The article also notes that both gubernatorial campaigns are pretending Lamont doesn't exist, for now.
Then there's the blogosphere. A new blog, LamontBlog, has appeared. Its sole purpose is to cover the primary, presumably from the point of view of the Lamont campaign.
My Left Nutmeg has become sort of an unofficial arm of the Lamont campaign in recent weeks. Certainly it's a prime spot for Lamont supporters to gather. ConnecticutBlog is also stridently pro-Lamont, as are other sites like the long standing Dump Joe.
There has been a glimmer of support for Lieberman on the blogs, but most of it has come from conservative sites. Even some of them seem to be lukewarm on him (quick update: Sean from CT Conservative has noted in the comments that he is not, in fact, lukewarm on Lieberman).
So that's the Senate Primary News for now. There will no doubt be a lot more to come.
I'm starting to wonder who I would support, were I a Democrat. I'm not, so it's a moot point. But I wonder. Lieberman's overly moralistic stances on everything from video games to movies and music bother me, and I'm not a fan of the war. But then again, I'm not convinced Lamont is a better alternative. His statement that we should bring the troops home ASAP seems too easy. I don't think we can do that at this point, not with the country exploding before our eyes.
Will we see more nuance out of Lamont?

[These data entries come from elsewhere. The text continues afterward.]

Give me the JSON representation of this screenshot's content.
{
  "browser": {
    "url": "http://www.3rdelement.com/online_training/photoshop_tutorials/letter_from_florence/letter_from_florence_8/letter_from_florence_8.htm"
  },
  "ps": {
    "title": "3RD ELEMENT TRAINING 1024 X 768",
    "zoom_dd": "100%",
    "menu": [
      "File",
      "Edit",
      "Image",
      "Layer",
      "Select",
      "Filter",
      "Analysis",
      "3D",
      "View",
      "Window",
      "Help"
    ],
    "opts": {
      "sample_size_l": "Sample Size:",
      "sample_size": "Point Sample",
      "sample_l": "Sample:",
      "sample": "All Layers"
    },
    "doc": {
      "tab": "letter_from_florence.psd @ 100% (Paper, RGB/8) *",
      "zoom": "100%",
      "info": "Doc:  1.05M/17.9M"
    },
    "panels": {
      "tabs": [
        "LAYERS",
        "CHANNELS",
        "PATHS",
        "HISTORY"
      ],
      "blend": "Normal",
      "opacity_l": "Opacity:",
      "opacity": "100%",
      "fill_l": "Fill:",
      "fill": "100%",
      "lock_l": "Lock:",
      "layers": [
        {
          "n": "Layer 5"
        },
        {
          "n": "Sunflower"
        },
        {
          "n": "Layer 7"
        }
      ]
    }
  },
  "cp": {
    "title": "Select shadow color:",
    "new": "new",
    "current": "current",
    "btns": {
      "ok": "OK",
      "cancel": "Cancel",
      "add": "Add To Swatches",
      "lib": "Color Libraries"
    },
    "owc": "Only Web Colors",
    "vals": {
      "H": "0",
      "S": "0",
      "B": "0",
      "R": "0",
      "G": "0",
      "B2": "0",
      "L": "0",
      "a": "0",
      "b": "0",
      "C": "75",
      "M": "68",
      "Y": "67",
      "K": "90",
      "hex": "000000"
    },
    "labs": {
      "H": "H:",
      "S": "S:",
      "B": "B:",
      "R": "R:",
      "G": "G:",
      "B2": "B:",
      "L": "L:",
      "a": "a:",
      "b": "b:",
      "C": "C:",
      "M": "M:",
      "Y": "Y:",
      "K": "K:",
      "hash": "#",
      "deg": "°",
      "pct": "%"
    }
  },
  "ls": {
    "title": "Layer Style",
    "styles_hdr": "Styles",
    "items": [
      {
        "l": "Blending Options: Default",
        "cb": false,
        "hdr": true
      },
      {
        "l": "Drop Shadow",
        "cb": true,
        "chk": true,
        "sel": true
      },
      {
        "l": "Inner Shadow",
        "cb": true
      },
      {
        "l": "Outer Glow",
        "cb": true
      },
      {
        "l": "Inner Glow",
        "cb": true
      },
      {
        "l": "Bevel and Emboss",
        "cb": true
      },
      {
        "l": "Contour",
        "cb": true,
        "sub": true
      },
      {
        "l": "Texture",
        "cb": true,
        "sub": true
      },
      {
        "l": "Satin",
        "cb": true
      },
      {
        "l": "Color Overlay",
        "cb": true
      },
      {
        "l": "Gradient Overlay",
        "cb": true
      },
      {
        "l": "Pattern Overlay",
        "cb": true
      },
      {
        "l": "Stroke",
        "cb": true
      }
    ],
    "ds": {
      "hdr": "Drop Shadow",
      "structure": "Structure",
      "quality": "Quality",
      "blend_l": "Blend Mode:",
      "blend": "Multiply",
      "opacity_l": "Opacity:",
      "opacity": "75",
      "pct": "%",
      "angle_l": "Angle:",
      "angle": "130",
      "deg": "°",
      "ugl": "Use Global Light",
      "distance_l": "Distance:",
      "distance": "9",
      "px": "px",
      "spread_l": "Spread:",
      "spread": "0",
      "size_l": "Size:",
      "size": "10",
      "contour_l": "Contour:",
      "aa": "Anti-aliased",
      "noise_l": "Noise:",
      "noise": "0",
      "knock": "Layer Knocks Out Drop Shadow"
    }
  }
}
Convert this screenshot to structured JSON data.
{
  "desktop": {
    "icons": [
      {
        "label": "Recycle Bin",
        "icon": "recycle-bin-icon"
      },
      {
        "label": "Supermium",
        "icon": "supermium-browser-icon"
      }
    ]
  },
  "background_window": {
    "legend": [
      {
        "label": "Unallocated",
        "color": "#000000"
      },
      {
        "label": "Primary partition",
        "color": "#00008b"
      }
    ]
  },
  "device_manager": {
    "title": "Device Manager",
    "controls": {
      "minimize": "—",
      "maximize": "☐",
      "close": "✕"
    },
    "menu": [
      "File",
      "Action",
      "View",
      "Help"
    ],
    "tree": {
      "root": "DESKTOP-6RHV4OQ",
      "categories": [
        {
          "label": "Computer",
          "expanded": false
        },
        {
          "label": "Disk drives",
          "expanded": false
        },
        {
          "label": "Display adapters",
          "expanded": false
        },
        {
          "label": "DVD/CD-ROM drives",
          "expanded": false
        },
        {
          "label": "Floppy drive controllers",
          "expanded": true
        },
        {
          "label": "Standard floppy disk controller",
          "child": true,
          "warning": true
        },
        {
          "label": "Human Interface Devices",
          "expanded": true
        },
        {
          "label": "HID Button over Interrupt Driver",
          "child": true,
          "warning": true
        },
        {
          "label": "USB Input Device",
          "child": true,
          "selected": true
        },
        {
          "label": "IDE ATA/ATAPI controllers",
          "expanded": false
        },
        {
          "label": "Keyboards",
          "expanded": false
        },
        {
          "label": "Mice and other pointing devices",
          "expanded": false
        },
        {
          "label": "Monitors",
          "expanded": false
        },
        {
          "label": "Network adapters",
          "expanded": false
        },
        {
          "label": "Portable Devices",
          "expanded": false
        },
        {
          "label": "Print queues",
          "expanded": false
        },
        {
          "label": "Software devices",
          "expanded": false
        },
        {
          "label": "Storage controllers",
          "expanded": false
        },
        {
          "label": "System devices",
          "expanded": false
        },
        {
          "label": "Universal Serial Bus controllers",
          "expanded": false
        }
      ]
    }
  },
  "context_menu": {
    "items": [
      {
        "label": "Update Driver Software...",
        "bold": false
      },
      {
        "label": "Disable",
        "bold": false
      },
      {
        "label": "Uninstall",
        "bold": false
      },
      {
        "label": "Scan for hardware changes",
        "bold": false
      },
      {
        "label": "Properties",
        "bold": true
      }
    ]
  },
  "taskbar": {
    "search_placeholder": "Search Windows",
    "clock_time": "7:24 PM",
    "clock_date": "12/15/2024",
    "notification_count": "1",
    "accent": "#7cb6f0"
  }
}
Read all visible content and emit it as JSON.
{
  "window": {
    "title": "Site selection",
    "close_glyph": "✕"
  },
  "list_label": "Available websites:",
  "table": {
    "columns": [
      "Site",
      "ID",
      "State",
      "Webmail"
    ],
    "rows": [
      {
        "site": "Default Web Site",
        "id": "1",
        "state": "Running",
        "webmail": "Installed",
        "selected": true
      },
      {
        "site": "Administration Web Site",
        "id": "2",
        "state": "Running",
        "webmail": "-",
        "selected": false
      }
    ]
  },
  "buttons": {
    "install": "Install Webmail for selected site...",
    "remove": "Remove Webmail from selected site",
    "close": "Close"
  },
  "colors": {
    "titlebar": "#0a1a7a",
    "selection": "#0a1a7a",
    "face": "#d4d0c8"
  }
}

Maybe not. His directness may be exactly the sort of thing to rally antiwar Democrats. As for Lieberman, he may very well start floating leftwards in an effort to crowd out Lamont if he starts feeling more threatened. We'll see how the positions of both men evolve over the coming weeks.
But, as ctkeith says, I don't think we've seen anything, yet.
Horgan, Denis. "A Teeny Weeny Thing." Denis Horgan: Wanderings (Blog) http://blogs.courant.com/travel_columnists_horgan/ 24 February, 2006.
Levine, Dan. "The Two Primaries." Connecticut Law Tribune 20 February, 2006.
McCormack, Patricia. "Lamont, Darkhorse Candidate for Lieberman Seat, Magnetizes Dems." Greenwich Citizen 24 February, 2006.